Kenya vs Uganda: Anatomy of election rigging

Author: Charles Onyango Obbo. PHOTO/FILE

What you need to know:

In Uganda, on the other hand, we don’t steal the margin. We steal the whole election...

Kenyans went to the polls yesterday, August 9, and it won’t be long before a winner is declared. Then the games will begin. Some violence, maybe. Maybe not this time. A court challenge of the result? Most definitely. In 2017 in a shocker, Kenya’s Supreme Court overturned the election of President Uhuru Kenyatta, following a petition by his rival, veteran opposition leader and former Prime Minister Raila Odinga.

This, then, is an excellent time to compare Kenya’s and Uganda’s elections across seven areas.

1.      Perhaps we should begin with how malleable Kenyan politics, particularly electoral alliances, are. Though they were bitter rivals in 2013 and 2017, President Kenyatta, who is leaving office at the end of his two terms, this time is backing Raila, and they have formed an electoral alliance Azimio la Umoja, against his deputy William Ruto.

It is hard to conjure up a perfect Ugandan parallel. Perhaps it would be the equivalent  in 2026 President Yoweri Museveni giving up his bid for a ninth term, and backing his 2021 rival, National Unity Party’s Robert Kyagulanyi (aka Bobi Wine), against his son, Land Forces Commander Lt Gen Muhoozi Kainerugaba, if he throws his hat in the presidential ring. Not impossible, but River Nile would first have to dry up before it happens.

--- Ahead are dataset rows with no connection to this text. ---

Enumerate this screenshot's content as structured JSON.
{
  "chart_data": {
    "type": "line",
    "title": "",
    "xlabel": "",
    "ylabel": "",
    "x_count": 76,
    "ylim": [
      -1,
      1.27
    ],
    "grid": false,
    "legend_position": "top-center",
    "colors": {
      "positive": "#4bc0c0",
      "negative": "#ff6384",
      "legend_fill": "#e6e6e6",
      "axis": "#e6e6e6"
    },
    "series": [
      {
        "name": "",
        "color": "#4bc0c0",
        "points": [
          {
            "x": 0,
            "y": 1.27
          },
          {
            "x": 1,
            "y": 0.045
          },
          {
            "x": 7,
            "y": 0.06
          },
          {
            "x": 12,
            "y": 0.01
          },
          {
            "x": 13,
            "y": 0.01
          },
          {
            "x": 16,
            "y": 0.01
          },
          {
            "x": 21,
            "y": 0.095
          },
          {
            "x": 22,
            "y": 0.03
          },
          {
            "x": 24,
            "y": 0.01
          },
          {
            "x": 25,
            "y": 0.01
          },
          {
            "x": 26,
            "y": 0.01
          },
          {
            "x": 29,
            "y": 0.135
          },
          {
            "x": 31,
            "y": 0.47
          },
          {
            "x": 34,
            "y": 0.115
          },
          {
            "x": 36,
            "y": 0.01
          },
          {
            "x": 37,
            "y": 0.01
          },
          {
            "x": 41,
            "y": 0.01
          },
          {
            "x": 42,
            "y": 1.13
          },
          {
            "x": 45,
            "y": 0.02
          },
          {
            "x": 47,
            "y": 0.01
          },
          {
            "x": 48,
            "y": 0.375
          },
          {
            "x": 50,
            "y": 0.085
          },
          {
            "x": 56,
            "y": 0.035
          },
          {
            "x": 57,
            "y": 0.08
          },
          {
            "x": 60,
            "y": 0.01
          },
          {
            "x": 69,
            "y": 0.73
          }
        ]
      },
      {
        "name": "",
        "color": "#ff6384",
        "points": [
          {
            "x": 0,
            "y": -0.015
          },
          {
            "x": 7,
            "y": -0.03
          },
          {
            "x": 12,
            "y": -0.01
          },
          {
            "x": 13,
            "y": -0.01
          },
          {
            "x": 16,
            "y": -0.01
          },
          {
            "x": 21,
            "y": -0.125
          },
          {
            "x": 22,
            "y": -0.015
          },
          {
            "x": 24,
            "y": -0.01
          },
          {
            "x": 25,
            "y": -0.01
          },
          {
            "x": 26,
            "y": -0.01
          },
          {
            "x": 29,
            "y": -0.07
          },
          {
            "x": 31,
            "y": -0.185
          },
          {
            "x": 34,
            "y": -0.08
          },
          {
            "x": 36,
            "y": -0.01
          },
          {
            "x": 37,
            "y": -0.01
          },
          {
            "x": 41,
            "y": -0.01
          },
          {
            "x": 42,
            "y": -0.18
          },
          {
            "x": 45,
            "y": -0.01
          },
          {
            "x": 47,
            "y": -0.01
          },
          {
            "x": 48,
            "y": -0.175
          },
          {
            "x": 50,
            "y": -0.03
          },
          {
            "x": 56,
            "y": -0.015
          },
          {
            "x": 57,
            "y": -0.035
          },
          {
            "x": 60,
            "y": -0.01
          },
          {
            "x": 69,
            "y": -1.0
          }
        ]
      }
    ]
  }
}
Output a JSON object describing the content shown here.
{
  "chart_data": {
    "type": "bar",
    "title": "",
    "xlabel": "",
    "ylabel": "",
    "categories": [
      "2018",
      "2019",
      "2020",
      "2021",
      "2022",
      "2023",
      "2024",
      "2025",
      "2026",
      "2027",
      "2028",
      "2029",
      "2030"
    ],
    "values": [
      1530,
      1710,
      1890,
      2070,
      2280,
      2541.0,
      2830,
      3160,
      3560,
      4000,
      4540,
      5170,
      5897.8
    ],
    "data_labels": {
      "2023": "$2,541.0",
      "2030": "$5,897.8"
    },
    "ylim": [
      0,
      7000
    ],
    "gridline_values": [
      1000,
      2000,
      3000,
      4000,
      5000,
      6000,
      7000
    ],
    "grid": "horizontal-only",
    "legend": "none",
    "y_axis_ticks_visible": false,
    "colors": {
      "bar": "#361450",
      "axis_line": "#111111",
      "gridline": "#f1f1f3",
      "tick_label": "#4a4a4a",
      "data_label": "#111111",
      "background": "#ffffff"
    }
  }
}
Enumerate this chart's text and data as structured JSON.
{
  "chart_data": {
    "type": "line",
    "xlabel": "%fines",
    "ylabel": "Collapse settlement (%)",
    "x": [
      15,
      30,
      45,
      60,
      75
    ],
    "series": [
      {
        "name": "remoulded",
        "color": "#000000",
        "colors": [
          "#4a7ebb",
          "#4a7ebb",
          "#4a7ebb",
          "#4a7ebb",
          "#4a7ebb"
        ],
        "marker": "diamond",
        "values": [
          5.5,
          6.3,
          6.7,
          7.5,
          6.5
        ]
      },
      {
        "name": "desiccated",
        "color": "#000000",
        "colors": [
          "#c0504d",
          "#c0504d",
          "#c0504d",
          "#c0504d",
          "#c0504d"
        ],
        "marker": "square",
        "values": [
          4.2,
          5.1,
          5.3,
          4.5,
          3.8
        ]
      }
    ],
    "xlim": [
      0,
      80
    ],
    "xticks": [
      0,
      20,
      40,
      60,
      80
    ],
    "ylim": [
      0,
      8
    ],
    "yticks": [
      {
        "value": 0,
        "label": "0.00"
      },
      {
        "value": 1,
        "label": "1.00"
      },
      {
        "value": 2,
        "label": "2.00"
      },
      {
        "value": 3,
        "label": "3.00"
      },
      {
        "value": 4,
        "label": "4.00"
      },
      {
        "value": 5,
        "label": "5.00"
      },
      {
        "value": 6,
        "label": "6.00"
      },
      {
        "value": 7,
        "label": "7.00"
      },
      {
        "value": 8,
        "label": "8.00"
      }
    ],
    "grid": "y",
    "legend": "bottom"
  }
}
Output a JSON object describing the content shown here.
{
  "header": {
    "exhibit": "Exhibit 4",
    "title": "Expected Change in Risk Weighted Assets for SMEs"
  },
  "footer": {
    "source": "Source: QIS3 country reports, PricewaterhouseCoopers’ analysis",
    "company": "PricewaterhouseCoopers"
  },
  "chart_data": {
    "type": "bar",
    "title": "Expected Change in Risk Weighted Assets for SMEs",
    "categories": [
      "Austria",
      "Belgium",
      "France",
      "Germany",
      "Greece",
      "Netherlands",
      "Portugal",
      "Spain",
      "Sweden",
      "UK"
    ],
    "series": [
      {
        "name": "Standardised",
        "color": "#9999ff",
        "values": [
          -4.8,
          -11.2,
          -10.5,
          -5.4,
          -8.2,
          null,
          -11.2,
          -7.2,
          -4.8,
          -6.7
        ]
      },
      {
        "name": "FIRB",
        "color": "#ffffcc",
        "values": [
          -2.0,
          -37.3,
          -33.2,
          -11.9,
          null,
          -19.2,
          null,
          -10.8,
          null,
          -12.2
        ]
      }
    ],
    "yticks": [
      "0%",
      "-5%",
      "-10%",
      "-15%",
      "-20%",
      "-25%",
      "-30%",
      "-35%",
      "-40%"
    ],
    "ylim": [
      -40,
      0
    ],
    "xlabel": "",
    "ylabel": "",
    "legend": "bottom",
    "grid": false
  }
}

2.      As Kenyans went to the polls, no opposition candidate or supporters had been beaten, jailed, or killed. Election-related violence and repression in Uganda happen before, during, and after the election. In Kenya, it happens after. In 2007/2008, in the worst such violence in the country’s history, nearly 1,500 people were killed and 600,000 displaced. The elections of 2013 and 2017 were largely peaceful. There are elections for County Governors (47), Senators (47) directly elected, 16 women nominated by the political parties according to their relative strength in the Senate elections, two members to represent the youth, and two members to represent persons with disabilities), MPs (349), and Members of the County Assemblies – MCAs - (1,470).

There is a view that because you have so many down ballots, and for many, it’s the governorship that matters more than the presidency, violence over the presidency has been muted. That view will be tested shortly.

3.      The big question is whether there is less vote rigging in Kenya than in Uganda. The easy answer is that both have vote theft, but there are major differences in how it is done and why. One key difference is the clout of non-state parties and competitors. Kenyan opposition parties and leaders can be so strong in some parts of the country that even the full might of the state cannot steamroll there during elections.

Therefore, Kenyan opposition parties and leaders have the possibility to rig the vote in their strongholds, though less so than in the areas where the incumbent president and ruling are entrenched. So, first, Kenya is nearly an equal rigging opportunity country. Uganda is not.

That means that in Kenya, they steal the “winning margin”. They don’t steal the whole election. For the system to steal the election for you, you have to be within “striking distance”, to have one hand on the trophy. The rigging helps you to get your second on the trophy; therefore, you need to be close. This dynamic has led to a situation some estimates put the vote stolen in Kenya at between 2.5 percent and 5 percent.

In Uganda, on the other hand, we don’t steal the margin. We steal the whole election; thus, the rigging percentage ranges from 25 percent to 50 percent.

4.      In this election, it is free for all when it comes to tallying results, with the media and civil society enabled by the Independent Electoral and Boundaries Commission (IEBC) to tap into the results feed as they come in and to set up their alternatives. Only the IEBC results, though, are official. Try that in Uganda at your peril.

5.      Kenya is the biggest East African economy and has its most expensive elections. In 2017, some estimates put the money spent by candidates - from the presidential to the MCAs - at close to $850 million. That is almost equivalent to Burundi’s national budget in 2021. That, of course, has serious corruption-related implications for cost recovery for those candidates who win.

6.      More than 16,000 candidates are standing in the Tuesday election. Over 7,000 of them are independents, the largest cohort. This is a striking similarity with Uganda, where the independents have been the largest single bloc going into the last two elections. Something is going on there.

7.      And, then, this. In Uganda, the president doesn’t have to worry that the Supreme Court will rule on a petition against his victory. In Kenya, all bets are off. Courts have become the Kenyan president’s worst nightmare.